Des institutions comme le Center for Economic and Policy Research cherchent à démontrer la corrélation indéniable entre temps de travail et émission de GES (2). Le think tank britannique Autonomy décrit la semaine de 9 heures comme une solution incontournable pour le respect des accords de Paris (3), etc. Les économistes fournissent donc nombre d'arguments d'autorité à ce sujet, cependant avons-nous réellement besoin de les multiplier pour saisir la logique désarmante de cette affirmation : puisque la production pollue, il faut moins produire, c'est-à-dire moins travailler.
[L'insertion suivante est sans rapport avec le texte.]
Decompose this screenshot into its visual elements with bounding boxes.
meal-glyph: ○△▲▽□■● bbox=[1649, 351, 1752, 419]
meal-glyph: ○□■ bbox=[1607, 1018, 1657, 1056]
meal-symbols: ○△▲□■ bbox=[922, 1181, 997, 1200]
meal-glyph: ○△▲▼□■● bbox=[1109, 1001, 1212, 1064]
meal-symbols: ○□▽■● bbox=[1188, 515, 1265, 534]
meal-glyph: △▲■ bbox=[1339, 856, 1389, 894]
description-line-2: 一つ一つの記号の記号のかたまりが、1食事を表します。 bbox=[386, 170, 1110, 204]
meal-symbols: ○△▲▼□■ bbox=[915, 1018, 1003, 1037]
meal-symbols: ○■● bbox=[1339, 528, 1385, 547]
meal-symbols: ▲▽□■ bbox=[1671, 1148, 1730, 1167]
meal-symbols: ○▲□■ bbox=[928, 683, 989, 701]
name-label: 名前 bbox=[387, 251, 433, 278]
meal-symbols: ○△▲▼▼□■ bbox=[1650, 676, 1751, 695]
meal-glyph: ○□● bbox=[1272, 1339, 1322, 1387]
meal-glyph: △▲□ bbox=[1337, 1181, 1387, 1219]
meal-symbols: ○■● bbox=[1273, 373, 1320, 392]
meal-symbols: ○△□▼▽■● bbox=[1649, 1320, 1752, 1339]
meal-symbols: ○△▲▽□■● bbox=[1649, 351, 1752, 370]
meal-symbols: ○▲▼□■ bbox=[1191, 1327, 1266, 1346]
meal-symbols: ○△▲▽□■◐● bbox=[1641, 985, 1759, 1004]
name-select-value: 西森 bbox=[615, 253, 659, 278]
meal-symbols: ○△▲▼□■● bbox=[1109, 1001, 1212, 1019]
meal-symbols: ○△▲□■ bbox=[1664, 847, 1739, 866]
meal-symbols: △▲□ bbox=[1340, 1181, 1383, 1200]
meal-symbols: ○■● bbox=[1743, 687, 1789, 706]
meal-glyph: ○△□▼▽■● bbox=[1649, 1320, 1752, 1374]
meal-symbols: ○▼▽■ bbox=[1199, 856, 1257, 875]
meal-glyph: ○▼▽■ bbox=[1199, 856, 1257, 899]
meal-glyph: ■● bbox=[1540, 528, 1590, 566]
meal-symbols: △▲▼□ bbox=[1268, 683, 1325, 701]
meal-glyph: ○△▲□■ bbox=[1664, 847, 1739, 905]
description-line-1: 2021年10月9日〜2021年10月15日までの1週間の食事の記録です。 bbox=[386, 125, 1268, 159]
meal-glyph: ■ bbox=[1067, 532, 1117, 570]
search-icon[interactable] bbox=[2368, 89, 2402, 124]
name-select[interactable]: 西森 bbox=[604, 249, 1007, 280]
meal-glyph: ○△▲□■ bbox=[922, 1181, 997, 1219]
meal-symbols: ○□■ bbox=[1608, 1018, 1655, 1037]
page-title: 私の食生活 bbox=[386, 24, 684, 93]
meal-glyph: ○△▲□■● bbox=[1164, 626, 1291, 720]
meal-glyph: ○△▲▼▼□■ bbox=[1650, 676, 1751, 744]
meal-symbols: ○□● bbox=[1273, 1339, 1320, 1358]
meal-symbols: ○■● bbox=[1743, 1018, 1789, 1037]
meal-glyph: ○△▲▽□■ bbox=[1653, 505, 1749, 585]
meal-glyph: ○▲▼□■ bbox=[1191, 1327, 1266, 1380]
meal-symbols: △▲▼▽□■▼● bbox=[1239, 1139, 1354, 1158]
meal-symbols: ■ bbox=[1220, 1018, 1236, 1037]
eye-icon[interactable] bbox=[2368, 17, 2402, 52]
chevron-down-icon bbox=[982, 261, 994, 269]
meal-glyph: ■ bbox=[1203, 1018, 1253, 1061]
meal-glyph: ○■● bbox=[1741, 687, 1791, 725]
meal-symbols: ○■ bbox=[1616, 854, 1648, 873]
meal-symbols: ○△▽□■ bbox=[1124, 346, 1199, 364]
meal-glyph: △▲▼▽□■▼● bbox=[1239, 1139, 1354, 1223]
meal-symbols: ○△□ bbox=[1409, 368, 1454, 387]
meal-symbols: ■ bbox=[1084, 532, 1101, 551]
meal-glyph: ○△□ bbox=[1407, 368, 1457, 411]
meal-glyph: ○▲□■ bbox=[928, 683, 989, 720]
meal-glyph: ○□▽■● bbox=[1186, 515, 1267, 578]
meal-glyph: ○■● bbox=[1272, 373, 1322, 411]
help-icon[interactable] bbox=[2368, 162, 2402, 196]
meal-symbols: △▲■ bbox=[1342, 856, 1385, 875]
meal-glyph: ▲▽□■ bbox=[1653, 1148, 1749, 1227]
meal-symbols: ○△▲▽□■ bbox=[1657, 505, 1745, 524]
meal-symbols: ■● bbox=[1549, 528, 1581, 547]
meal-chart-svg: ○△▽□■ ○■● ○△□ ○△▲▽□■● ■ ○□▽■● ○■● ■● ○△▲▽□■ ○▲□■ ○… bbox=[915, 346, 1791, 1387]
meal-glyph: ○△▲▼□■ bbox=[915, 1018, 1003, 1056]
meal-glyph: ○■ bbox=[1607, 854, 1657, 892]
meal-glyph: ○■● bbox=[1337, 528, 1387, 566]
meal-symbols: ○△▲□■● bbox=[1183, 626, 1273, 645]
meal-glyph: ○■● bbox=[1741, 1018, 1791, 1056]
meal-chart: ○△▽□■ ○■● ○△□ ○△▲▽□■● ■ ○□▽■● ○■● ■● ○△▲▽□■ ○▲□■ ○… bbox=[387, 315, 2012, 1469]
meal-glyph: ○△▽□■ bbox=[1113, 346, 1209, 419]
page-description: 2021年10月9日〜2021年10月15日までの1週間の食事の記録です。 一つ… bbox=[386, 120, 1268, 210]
Écologie et emploi du temps sont liés. Dans un futur écologique, on aura éliminé les productions superflues ou considérées néfastes, ainsi que leurs emballages commerciaux, après avoir collectivement redéfini nos besoins. Ainsi disparaitront les services marketing et publicité qui cherchent à enfermer l'individu dans son rôle de consommateur. La production de voitures ou de smartphones diminuera par substitution d'outils plus propres (vélo plutôt que voiture), mise en commun, et prolongation de leur durée de vie. Un grand nombre de travailleur·ses seront ainsi libéré·es de tâches désormais superflues. Ce temps gagné, trop souvent considéré comme « emplois supprimés », n'aura pas paupérisé celleux qui les exerçaient, au contraire. Des tâches nécessaires, rendues parfois plus difficiles car moins mécanisées, sont assurées par un plus grand nombre de personnes, qui toutes travaillent moins qu'avant. La production agricole impliquera beaucoup plus de personnes qu'actuellement, comme l'exigent le partage de la pénibilité des tâches et les méthodes paysannes qui prennent soin des milieux vivants. Le temps gagné est en parti reconverti dans des tâches restées nécessaires à la communauté (désherber les carottes, balayer la rue ou pédaler pour faire tourner la machine à laver). Mais la disparition du salariat, de la spécialisation forcée, des contraintes psychologiques et juridiques, font dorénavant du travail un objet d'émancipation collective et individuelle, et non plus d'asservissement.
Nous libérer du travail, et même si cela devait passer par un acte réformiste et progressif d'une lente réduction du temps de travail, n'est finalement pas seulement une question comptable : pour x heures chômées, y émissions évitées. Plus encore, c'est la possibilité de redéfinir notre rapport au monde, à l'existant et aux temporalités économiques qui lui sont assignées. André Gorz a notamment dit : « En réduisant leur temps de travail, il risquait surtout d’échapper à l’emprise de la rationalité économique découvrant que plus ne vaut pas nécessairement plus, que gagner et consommer plus ne signifie pas nécessairement vivre mieux, donc qu’il peut y avoir des revendications plus importantes que les revendications salariales. » (4). Qu'il est bon de nous imaginer dépris du temps capitaliste : notre quotidien ne sera plus sous son emprise. Finies les injonctions à voyager vite, dormir peu, faire beaucoup, ne pas perdre de temps. Nous avons plus de temps, et pouvons donc nous permettre d'aller plus lentement. Les voyages durent des mois et non plus des semaines.
Un avenir écologique n'exige pas la création de millions d'emplois verts, car ce n'est pas un « plein-emploi » qui aura raison du chômage. Un avenir écologique, ne s'inquiète pas des mots de l'économie : PIB, chômage, croissance, emploi. Il rompt avec les dogmes, les croyances économicistes qui modèlent notre rapport au monde. Il propose des milliers d'expérimentations, de manières de se relier, de faire ensemble, d'appréhender les milieux vivants et d'en faire émerger de quoi vivre. Un avenir écologique propose du temps, et ce temps, il faudra d'abord le reprendre à l'économie.